Abstract

Abstract Filial piety—the obligation of adult children to serve and honor older parents—is a fundamental value in Chinese society. This study explores how dimensions of intergenerational solidarity influence parents’ evaluations of their children’s filial piety. Data derive from 1473 respondents reporting about 4000 relationships in the 2021 wave of the Longitudinal Study of Older Adults in Anhui Province China. Strength of filial piety was assessed for each adult child along with other aspects of the relationship. Random effects ordinal logistic regression predicted parents’ perceptions that their children fulfilled expectations of filial piety based on geographic proximity, financial support, and emotional support. Findings indicate that parents consider children who live with them as most filial, and they view residentially independent children who live farther away as less filial. However, financial support from more distant children raises perceptions that these children are meeting expectations of filial piety. In addition, having more frequent contact with distant children strengthens perceptions of them as being filial.

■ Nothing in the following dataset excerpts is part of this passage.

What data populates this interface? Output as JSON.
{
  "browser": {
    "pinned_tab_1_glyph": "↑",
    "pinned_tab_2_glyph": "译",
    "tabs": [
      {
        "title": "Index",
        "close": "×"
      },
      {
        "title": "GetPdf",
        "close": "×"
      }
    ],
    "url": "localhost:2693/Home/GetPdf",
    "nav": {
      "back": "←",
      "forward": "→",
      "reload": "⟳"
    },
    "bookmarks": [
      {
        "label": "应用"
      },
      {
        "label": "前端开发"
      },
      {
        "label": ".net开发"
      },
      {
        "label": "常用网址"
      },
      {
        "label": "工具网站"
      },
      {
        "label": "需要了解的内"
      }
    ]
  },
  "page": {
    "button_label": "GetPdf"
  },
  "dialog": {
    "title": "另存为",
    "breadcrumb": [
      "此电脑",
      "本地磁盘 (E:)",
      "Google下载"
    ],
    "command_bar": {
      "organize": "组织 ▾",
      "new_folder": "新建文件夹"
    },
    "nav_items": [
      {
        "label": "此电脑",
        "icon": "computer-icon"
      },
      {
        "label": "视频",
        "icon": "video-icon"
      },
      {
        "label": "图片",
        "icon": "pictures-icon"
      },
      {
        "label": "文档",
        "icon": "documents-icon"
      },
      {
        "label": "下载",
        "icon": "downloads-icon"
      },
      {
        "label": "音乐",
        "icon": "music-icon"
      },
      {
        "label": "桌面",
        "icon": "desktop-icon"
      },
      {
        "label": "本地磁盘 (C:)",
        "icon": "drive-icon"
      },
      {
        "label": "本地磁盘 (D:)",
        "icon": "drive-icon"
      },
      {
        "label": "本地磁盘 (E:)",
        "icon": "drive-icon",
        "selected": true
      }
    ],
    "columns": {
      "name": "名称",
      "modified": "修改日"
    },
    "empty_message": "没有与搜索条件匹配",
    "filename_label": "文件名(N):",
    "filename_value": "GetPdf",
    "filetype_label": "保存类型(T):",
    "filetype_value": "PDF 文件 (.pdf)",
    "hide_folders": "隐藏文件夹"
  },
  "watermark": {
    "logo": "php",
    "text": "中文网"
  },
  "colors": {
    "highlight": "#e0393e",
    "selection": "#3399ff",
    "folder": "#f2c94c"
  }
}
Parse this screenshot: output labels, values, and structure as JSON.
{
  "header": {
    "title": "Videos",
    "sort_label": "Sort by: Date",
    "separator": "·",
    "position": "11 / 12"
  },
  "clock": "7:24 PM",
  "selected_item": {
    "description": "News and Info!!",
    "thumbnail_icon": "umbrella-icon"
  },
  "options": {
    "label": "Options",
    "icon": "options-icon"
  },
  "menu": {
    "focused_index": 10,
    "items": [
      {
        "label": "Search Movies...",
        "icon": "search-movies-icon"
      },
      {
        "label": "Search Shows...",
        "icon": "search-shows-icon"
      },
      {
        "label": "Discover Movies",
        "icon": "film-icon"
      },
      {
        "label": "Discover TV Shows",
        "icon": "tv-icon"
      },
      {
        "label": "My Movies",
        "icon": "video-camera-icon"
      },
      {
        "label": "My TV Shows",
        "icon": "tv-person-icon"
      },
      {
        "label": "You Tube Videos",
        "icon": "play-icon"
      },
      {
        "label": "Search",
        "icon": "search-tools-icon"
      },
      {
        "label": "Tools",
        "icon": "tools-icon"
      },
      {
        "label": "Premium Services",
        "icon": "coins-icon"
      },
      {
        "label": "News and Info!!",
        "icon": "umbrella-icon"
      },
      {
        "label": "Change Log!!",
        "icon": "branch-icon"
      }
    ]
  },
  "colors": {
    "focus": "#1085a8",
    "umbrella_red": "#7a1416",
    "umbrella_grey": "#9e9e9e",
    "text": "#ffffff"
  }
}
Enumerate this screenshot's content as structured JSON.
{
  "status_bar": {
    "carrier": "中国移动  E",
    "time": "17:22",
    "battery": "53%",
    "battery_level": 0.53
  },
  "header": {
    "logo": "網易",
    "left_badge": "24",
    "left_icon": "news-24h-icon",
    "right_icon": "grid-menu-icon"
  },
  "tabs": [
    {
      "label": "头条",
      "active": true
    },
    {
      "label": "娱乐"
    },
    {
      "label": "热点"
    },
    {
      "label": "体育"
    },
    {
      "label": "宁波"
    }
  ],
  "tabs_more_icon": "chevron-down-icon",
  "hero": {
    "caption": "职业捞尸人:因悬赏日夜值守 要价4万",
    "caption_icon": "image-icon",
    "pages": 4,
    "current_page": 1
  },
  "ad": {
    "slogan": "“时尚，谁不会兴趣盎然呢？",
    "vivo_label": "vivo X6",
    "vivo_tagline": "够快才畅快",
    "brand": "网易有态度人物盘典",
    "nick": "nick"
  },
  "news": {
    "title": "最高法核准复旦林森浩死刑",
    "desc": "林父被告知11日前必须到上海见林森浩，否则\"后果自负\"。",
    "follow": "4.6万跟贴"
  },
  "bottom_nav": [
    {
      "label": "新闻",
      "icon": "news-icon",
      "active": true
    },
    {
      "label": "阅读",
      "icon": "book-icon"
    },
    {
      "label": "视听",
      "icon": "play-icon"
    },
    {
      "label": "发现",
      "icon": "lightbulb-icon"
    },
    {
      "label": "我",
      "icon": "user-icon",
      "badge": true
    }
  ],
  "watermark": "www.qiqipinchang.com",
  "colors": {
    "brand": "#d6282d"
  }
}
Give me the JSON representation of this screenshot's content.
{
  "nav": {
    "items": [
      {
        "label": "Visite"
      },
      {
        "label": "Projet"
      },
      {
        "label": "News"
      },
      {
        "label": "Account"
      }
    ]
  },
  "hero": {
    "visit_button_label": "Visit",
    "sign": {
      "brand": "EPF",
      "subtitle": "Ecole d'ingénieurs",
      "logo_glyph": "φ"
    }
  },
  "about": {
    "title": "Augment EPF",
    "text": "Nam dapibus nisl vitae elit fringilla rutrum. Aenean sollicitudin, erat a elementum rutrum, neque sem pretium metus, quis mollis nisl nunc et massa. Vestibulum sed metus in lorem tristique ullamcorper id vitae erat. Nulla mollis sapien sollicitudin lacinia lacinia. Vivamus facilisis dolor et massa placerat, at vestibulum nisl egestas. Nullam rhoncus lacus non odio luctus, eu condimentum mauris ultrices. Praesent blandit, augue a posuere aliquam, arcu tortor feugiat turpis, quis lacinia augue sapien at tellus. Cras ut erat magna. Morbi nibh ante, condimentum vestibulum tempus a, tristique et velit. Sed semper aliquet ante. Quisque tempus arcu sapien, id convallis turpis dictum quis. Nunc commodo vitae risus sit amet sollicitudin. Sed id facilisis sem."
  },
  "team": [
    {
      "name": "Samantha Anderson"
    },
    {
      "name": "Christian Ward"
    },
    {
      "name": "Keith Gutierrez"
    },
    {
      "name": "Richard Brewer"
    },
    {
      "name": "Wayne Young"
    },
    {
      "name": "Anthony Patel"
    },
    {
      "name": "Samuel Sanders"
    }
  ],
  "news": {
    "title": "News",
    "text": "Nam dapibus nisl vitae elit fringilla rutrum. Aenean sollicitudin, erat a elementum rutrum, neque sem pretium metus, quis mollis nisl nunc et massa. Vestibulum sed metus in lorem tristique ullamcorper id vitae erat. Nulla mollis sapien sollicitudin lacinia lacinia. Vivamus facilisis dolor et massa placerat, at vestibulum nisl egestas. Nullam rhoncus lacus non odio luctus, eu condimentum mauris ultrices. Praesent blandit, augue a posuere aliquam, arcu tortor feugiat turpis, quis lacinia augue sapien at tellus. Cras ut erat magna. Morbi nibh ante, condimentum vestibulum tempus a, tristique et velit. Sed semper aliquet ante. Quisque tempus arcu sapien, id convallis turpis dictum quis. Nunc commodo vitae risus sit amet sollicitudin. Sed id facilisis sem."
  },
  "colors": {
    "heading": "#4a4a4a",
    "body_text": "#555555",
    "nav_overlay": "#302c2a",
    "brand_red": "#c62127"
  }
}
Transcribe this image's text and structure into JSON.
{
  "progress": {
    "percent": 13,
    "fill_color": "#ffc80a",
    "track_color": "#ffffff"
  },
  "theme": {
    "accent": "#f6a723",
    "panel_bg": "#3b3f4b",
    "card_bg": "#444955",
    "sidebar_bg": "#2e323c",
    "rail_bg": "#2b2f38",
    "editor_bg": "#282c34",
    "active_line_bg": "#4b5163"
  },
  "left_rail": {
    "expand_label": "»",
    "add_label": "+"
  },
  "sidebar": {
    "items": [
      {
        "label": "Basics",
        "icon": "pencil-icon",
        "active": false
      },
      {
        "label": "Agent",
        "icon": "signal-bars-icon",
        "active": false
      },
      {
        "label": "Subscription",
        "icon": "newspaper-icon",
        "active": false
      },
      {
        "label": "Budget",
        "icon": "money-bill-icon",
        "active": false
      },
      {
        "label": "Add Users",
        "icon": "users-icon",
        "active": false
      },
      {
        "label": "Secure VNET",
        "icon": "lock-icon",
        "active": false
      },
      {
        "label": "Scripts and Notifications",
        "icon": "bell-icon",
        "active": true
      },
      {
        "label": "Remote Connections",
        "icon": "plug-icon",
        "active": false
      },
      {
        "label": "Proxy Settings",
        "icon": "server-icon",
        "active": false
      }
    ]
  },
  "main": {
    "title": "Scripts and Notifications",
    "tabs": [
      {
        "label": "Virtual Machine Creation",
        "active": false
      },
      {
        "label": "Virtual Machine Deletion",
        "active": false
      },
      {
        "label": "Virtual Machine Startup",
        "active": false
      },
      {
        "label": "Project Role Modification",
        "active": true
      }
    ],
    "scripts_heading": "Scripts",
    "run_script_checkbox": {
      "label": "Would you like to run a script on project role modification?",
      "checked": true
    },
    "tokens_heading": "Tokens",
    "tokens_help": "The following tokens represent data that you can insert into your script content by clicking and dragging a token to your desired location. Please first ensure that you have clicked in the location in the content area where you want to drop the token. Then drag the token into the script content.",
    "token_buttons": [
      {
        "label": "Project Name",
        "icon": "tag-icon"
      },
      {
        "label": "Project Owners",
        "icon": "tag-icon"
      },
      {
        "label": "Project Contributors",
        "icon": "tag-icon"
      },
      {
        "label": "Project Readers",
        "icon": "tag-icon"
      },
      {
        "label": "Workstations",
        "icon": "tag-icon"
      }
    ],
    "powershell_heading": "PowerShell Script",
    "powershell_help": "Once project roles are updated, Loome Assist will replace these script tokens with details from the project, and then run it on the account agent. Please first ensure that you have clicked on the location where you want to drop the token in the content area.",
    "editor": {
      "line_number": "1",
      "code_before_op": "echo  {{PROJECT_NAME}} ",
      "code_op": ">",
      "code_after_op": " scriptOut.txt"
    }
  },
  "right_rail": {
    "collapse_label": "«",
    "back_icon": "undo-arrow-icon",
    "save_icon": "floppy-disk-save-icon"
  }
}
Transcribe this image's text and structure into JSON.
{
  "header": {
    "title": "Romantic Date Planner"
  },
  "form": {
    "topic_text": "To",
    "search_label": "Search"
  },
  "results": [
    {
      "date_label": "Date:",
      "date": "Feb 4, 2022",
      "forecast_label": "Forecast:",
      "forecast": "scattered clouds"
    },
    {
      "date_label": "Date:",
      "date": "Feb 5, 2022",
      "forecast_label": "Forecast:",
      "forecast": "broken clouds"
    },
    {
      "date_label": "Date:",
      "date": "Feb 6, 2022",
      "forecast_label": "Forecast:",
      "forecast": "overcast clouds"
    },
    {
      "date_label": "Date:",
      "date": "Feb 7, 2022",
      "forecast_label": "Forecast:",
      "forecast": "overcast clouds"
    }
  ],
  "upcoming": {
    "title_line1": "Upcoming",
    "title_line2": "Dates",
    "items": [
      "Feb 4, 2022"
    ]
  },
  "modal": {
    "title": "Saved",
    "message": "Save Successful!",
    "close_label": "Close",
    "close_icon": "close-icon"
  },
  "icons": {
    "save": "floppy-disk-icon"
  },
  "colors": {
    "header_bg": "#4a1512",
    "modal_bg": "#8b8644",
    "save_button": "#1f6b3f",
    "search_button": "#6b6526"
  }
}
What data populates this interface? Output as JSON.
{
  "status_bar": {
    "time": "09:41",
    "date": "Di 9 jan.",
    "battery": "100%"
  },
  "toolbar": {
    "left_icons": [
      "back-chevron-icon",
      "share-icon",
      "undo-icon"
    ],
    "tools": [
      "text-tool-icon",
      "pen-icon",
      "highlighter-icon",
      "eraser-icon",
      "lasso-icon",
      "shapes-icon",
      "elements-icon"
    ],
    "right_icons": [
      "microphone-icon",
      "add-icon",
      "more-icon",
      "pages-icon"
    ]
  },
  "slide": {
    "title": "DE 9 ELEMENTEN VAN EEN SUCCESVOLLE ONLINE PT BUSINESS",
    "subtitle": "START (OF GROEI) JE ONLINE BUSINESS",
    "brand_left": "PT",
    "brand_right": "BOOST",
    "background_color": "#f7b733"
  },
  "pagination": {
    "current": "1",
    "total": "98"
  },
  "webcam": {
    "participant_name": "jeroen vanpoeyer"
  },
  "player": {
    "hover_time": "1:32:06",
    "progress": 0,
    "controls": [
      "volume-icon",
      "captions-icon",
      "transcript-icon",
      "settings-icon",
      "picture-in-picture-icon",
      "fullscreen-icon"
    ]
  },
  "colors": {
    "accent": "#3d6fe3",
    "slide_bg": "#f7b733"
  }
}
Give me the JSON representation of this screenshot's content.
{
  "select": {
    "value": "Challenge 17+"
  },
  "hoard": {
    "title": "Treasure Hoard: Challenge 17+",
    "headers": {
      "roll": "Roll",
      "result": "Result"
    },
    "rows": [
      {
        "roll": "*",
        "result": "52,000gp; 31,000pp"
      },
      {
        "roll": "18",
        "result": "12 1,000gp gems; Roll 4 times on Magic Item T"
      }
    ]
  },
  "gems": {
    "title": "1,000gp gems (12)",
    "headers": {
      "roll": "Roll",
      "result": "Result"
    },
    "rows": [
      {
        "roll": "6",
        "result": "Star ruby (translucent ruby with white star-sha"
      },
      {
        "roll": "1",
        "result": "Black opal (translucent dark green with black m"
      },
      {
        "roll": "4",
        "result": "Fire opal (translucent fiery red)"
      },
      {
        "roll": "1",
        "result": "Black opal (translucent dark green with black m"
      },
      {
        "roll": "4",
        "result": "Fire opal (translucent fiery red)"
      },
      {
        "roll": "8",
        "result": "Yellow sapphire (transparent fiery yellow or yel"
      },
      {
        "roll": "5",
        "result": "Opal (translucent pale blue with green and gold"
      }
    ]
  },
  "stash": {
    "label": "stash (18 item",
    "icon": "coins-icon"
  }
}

Results suggest that weak filial piety perceived by older parents of their more geographically distant children in rural China—an area characterized by high rates of internal migration—is compensated by financial transfers and frequent communication. As research shows that filial piety perceptions are important to the well-being of older adults in Chinese populations, threats to its decline due to forces of modernization and any adverse consequences may be overcome by forms of intergenerational solidarity that involve contributions of money and time by children to their older parents.